I have tried Fedora a couple of times and it is too gritty for me. I like a bit of polish and smooth. And Gnome Shell is at once both a tile GUI and a betrayal of the user community. Admittedly it is the best of the tile GUIs, much better than Winders or Unity, but still a tile GUI. I have recently considered that if the Christianists are accurate and there is a afterlife place of punishment (yes, I know that is contradictorily illogical) then part of that place will be using W8. 

Back when I first came to Linux, Gnome 2 was the pinnacle of GUIs. It was Glodilockian; it was “just right”. And then it was abandoned and Gnome Shell was flooped out – like a flatulent bit of feces – as a replacement. That’s the betrayal.

On which azimuth, I cam across an article [Link] entitled “The Math Ceiling: Where’s your cognitive breaking point?” It’s a blot written by a chap teaching pre-college (?) maths in England. And the question, posed I understand, by his department head is whether humans have a “natural” maths ceiling. He does quite a good job of covering the matter which seems to collapse into a model of teachers saying “no” and students (past and present) saying “yes”. 

I have expressed previously my agreement with Tyson’s tweet that good students learn in spite of bad teachers. Bad in this context is the perception of the student, not the teacher or peers or instrumentality. Somehow I doubt this fellow is bad to most students, however. 

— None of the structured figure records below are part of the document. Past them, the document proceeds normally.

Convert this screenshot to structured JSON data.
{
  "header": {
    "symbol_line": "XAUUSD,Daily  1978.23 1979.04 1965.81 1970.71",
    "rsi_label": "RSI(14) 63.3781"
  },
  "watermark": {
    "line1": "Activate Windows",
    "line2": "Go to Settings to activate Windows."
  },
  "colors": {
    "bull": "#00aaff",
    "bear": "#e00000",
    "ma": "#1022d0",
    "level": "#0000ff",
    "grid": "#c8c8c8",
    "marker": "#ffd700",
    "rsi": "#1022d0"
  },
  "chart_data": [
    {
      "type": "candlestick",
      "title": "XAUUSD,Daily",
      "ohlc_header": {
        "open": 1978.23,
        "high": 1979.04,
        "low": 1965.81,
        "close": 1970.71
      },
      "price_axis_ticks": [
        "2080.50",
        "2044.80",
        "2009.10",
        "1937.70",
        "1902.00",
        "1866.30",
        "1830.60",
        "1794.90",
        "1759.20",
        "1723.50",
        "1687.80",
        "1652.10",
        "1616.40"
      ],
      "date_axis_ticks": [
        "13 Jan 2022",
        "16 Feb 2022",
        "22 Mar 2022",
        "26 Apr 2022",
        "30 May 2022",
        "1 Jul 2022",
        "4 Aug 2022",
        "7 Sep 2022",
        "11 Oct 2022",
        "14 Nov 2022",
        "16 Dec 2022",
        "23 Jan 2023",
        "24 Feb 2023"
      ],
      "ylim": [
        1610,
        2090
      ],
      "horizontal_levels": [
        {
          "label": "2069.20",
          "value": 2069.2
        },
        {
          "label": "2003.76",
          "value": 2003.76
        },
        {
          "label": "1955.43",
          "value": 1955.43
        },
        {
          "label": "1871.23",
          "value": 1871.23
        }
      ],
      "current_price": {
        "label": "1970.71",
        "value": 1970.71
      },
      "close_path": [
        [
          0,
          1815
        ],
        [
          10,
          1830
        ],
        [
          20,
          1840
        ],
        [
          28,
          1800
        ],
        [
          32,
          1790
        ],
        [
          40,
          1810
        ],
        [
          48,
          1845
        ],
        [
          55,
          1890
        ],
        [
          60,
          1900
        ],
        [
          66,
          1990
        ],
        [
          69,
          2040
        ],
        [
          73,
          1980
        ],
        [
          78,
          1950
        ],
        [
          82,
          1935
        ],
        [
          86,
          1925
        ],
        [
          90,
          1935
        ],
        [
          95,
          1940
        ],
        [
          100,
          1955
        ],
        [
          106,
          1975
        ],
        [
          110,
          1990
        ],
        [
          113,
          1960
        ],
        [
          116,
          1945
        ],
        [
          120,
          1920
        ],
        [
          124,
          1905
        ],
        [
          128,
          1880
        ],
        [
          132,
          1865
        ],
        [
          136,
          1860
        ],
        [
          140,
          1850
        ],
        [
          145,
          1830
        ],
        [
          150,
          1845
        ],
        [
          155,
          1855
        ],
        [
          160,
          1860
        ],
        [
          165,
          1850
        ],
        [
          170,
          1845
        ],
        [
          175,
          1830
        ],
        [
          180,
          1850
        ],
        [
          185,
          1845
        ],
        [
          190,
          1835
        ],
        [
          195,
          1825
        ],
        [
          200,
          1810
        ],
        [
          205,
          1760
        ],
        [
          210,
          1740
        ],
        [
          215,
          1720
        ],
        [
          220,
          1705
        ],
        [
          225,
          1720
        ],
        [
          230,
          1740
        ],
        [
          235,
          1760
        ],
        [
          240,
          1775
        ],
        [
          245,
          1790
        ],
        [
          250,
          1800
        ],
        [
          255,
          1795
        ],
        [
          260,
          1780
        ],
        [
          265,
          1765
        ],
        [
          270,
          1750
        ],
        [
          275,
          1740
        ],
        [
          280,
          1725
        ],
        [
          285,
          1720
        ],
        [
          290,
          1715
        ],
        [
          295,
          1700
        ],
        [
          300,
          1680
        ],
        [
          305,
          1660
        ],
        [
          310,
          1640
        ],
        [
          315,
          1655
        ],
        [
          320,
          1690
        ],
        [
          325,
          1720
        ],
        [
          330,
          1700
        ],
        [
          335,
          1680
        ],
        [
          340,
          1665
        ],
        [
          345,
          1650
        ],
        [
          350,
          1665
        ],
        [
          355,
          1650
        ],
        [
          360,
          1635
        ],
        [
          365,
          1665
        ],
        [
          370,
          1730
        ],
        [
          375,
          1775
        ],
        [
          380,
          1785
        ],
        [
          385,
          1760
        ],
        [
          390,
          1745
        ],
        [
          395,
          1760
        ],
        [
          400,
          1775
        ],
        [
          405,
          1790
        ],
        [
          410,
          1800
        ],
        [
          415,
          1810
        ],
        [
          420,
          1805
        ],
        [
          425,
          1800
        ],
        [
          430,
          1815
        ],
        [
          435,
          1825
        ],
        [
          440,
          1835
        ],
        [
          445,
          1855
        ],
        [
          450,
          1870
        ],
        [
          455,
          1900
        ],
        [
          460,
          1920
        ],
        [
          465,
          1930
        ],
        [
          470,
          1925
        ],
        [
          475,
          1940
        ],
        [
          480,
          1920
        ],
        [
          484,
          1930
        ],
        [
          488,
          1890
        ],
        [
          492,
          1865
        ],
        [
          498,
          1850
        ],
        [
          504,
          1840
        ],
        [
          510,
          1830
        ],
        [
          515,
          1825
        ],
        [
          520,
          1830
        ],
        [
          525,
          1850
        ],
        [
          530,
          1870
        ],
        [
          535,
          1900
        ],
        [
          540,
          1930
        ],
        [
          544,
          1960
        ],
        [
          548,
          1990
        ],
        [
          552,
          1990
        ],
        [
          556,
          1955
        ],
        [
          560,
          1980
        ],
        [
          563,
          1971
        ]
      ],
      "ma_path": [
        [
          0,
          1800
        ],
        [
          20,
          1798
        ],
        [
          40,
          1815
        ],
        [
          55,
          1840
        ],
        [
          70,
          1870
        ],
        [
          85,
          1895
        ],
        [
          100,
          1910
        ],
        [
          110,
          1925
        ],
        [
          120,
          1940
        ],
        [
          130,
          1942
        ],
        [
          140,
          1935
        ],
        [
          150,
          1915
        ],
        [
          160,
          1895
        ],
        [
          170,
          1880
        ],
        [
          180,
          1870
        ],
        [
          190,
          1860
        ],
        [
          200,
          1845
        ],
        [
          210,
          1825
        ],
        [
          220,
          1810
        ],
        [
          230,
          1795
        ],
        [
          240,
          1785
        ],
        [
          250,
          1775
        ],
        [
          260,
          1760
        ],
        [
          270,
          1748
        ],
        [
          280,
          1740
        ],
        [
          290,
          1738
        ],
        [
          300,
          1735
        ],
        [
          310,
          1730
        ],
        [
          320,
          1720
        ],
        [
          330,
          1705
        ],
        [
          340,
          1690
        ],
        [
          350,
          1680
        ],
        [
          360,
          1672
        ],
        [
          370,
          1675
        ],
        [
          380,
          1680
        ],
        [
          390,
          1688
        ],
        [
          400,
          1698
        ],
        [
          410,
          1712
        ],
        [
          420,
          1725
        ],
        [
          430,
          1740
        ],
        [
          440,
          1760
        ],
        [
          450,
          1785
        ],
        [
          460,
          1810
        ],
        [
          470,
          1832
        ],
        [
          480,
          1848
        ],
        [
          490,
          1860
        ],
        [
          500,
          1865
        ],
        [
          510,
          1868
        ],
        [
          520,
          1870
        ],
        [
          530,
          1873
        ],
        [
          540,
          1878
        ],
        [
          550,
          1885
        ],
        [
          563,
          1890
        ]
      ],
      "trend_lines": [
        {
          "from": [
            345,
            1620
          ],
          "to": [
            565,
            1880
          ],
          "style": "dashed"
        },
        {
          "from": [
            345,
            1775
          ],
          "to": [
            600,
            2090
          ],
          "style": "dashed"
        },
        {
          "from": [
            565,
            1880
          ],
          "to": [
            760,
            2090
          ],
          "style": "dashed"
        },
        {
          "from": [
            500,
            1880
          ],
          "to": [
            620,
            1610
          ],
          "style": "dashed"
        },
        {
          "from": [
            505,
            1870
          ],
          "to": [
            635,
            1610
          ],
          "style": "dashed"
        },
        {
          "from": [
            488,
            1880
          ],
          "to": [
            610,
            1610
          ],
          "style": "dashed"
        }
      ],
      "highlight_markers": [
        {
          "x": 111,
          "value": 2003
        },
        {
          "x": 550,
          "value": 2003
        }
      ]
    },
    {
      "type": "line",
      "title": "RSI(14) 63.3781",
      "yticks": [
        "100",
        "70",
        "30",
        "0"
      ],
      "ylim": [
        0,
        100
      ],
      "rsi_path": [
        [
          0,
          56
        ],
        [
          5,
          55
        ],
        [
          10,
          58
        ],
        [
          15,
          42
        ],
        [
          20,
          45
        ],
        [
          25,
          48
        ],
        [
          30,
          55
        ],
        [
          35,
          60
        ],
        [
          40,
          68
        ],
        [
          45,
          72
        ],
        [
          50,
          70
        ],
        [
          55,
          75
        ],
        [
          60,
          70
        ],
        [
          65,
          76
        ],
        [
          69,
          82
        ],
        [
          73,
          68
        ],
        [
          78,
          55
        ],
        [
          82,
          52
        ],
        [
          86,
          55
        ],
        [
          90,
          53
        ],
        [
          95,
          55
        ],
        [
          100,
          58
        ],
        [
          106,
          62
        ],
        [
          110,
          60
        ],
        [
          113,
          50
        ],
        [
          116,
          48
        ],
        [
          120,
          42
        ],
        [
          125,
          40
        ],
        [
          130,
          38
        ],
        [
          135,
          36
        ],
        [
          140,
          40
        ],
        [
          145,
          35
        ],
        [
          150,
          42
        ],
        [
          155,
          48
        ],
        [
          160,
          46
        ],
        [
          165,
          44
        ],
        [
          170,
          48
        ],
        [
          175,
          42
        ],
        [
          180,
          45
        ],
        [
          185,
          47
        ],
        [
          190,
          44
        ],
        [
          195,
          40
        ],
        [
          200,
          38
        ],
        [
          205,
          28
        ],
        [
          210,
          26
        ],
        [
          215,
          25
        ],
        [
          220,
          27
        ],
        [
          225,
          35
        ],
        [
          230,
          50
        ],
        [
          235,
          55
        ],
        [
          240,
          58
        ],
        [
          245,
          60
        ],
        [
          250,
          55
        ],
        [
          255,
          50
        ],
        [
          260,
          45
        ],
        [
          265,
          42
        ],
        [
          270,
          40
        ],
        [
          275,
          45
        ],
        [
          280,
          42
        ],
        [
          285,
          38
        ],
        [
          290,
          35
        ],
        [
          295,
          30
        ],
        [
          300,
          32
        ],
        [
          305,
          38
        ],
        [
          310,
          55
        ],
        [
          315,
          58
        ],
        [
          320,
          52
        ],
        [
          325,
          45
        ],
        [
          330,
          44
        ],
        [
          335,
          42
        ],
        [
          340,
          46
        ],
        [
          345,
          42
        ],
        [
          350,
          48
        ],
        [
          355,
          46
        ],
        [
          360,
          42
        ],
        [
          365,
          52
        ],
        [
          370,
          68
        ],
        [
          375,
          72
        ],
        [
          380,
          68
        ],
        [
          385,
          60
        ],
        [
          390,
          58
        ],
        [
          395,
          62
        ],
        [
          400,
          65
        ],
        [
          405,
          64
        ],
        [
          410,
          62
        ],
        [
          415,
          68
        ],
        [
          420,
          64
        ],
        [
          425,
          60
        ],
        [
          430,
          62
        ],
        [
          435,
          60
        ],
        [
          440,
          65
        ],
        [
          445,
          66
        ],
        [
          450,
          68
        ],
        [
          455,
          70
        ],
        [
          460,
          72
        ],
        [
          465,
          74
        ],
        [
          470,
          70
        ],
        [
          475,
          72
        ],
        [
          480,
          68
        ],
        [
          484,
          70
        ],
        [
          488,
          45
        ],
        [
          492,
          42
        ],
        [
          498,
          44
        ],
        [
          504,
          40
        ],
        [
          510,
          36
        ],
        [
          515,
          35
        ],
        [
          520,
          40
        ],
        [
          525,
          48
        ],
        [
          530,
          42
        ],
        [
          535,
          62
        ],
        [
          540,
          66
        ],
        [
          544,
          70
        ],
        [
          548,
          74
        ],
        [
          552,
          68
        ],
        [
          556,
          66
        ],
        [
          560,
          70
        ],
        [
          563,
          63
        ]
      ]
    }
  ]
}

I have to admit that I have never had a teacher of maths tell me that I can learn something. They mostly just laid it out and let us partake or not. Yes, some wanted us to learn but they didn’t push very often. (My freshman calculus instructor is an exception. I blew an integration exercise on a test and she made me revisit it, much to my embarrassment and edification.) But prior to college and after  most of my maths learning has been on my own.

I have to admit that learning has been superficially sporadic. From my perspective I have learned a lot of maths since graduation and not learned a lot. The distinguishing factor is whether I could see some use for the maths. If I tried to learn some maths for its own sake, I almost always failed but if I could early on see some way I could use the maths I plugged away at it. Did I learn it as well as a mathematician? Absolutely not! Did I learn it well enough to help me in my research? Absolutely yes!

I tried several times, years ago when it was popular, to learn chaos theory. Failed every time. Those landscapes just didn’t have enough tool to them. But renewal theory and order statistics and a bunch of others. Yes. Unqualified. 

So is that a ceiling or some sort of buffer or filter? I think more the latter. We can learn a lot more if we are interested than not, and for me, at least, being able to bash things with the maths is a form of being interested.